Personal, National and Global Consequences ›

German and Ottoman Leadership Issues

 

The campaign also failed because of leadership issues between Germany and Turkey. From the beginning, German and Ottoman leadership argued over who held authority. The German military complicated this further when they wrestled control of the camp from the German Intelligence Office for the East. Internal and external rivalries created a disorganized campaign plagued by disagreement.

 

In an example of the disagreements between the two empires, German and Ottoman leadership fought over who would write the propaganda newspapers. German leadership wanted German scholars trained in Islamic cultures. Ottoman leadership advocated for their own citizen team. The German Intelligence Office for the East ended up controlling production of the newspapers.

A problem not understood by German leadership, however, was that most of the soldiers in the camp were illiterate. Furthermore, for those prisoners who could read, the news was often late, poorly written and of little importance to their lives.

Image
Color cartoon depicting a man wearing a fez hat seated on suitcases, while a second man wearing a German steel helmet pats his shoulders
Print by Louis Raemaekers showing a seated Turk with suitcases, being consoled – and awarded an Iron Cross – by a German.

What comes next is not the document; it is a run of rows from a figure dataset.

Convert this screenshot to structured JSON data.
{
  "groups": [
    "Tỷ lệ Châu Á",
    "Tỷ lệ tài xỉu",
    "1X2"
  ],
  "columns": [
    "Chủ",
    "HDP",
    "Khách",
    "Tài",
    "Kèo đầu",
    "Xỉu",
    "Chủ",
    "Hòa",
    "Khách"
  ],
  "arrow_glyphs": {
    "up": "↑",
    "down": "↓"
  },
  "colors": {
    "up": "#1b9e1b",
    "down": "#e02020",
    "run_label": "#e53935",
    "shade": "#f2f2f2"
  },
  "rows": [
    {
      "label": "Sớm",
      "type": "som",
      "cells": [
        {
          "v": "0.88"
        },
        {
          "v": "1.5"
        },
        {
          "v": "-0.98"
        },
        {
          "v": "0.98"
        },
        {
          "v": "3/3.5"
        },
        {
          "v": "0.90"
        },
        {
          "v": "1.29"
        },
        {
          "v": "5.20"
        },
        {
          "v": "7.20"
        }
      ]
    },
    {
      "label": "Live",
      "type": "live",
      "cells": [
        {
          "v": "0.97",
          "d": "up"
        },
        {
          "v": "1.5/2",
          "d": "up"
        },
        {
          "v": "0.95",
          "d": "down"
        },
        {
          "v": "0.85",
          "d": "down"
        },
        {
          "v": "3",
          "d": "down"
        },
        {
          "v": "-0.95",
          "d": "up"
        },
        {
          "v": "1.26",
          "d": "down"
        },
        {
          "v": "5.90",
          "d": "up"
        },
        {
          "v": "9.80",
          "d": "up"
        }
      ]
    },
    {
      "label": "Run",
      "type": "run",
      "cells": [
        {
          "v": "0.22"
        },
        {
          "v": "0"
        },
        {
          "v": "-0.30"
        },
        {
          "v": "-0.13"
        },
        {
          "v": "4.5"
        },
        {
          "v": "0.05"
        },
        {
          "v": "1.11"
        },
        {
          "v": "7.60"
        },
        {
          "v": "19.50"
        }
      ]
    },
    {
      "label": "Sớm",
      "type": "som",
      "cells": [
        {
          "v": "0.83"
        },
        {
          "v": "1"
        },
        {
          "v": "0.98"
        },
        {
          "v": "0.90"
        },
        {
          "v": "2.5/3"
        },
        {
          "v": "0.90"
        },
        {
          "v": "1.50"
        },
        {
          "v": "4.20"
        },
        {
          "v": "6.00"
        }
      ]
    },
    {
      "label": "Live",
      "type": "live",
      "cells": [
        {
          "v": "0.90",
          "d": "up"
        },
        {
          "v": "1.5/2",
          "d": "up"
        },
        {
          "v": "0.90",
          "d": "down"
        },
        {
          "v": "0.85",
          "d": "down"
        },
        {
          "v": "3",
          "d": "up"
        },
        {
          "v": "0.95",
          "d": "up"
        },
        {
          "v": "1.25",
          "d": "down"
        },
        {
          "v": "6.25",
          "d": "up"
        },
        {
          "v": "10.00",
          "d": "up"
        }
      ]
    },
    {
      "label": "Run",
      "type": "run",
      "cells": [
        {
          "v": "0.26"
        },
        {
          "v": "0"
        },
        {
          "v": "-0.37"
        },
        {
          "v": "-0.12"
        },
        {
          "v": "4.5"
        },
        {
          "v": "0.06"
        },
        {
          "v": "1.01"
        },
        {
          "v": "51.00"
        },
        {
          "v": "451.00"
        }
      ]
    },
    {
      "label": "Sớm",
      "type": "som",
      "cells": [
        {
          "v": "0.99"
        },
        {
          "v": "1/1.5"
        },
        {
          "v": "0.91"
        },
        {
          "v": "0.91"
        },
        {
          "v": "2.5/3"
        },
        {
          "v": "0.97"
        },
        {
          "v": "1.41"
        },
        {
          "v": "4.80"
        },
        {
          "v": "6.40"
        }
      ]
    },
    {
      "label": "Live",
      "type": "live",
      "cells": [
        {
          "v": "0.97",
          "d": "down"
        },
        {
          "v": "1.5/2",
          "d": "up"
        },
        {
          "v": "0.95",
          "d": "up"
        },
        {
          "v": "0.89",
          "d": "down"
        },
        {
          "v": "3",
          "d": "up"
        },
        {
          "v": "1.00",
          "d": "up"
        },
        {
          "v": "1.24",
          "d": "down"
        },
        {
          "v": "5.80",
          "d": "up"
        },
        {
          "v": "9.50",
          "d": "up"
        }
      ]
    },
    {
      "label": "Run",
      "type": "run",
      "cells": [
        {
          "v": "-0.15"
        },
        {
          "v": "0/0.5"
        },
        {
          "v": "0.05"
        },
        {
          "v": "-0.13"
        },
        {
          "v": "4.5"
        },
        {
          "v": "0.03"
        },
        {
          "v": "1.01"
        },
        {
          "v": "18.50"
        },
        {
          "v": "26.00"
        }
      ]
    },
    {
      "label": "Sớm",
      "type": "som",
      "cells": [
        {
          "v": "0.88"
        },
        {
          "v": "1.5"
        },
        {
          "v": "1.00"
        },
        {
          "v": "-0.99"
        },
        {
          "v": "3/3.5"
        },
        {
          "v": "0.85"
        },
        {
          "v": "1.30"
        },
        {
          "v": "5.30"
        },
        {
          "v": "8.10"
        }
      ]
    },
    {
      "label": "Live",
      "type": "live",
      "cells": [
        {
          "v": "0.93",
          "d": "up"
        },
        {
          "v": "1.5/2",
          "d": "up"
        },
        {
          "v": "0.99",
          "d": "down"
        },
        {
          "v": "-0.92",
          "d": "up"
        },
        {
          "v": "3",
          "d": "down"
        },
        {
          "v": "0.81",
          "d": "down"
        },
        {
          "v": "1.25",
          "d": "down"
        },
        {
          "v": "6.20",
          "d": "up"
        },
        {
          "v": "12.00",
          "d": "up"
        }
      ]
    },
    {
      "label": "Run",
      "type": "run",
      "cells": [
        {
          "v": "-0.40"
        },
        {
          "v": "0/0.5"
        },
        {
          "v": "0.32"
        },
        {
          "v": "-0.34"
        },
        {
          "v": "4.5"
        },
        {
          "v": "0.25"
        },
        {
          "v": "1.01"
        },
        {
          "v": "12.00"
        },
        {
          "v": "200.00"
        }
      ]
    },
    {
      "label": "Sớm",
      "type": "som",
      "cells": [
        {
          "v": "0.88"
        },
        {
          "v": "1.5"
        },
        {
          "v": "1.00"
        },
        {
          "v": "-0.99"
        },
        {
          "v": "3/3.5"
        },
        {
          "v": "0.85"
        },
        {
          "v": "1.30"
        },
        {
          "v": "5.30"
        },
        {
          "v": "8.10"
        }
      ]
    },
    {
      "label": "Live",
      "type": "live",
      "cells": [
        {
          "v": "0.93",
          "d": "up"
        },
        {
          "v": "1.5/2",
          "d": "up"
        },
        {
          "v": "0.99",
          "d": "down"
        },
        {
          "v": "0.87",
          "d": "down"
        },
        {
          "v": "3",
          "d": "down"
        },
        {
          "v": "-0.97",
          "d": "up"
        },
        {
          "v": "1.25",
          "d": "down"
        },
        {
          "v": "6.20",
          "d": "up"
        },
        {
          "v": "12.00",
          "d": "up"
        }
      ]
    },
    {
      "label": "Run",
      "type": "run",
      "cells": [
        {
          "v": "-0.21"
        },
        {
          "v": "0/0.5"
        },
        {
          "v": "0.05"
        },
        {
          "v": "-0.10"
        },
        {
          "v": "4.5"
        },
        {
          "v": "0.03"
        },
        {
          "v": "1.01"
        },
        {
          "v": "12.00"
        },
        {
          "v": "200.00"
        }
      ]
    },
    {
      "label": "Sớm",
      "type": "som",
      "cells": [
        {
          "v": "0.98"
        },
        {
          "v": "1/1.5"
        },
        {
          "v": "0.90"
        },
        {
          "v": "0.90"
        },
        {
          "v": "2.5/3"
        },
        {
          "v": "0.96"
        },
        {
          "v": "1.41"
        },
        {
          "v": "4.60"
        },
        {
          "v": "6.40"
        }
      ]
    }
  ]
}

Caption states, "Yes but it is rather small compensation!"

Lithograph by Louis Raemakers. n.d. Netherlands. 1983.120.102. The National WWI Museum and Memorial.
Image
Colorized photograph of a large group of men standing behind barbed wire looking at the viewer. They are dressed in a variety of national clothing.
Colorized photograph of a group of Allied prisoners of war, standing behind a barbed-wire fence with a building in the background.

Print, postcard. n.d. W.C.A. Series 146. 2022.8.18. National WWI Museum and Memorial.

The fighting leadership groups fostered separate goals for the campaign. As the propaganda failed, military recruitment from the camp broke down.

With a lack of military recruits, Ottoman authorities changed tactics. Instead of soldiers, they communicated a desire to import settlers and workers from the camp. The German War Office felt this undermined the strategy of jihad. German leadership delayed future transports of Muslim prisoners of war to Turkey, instead using them to work in factories and farms in Germany.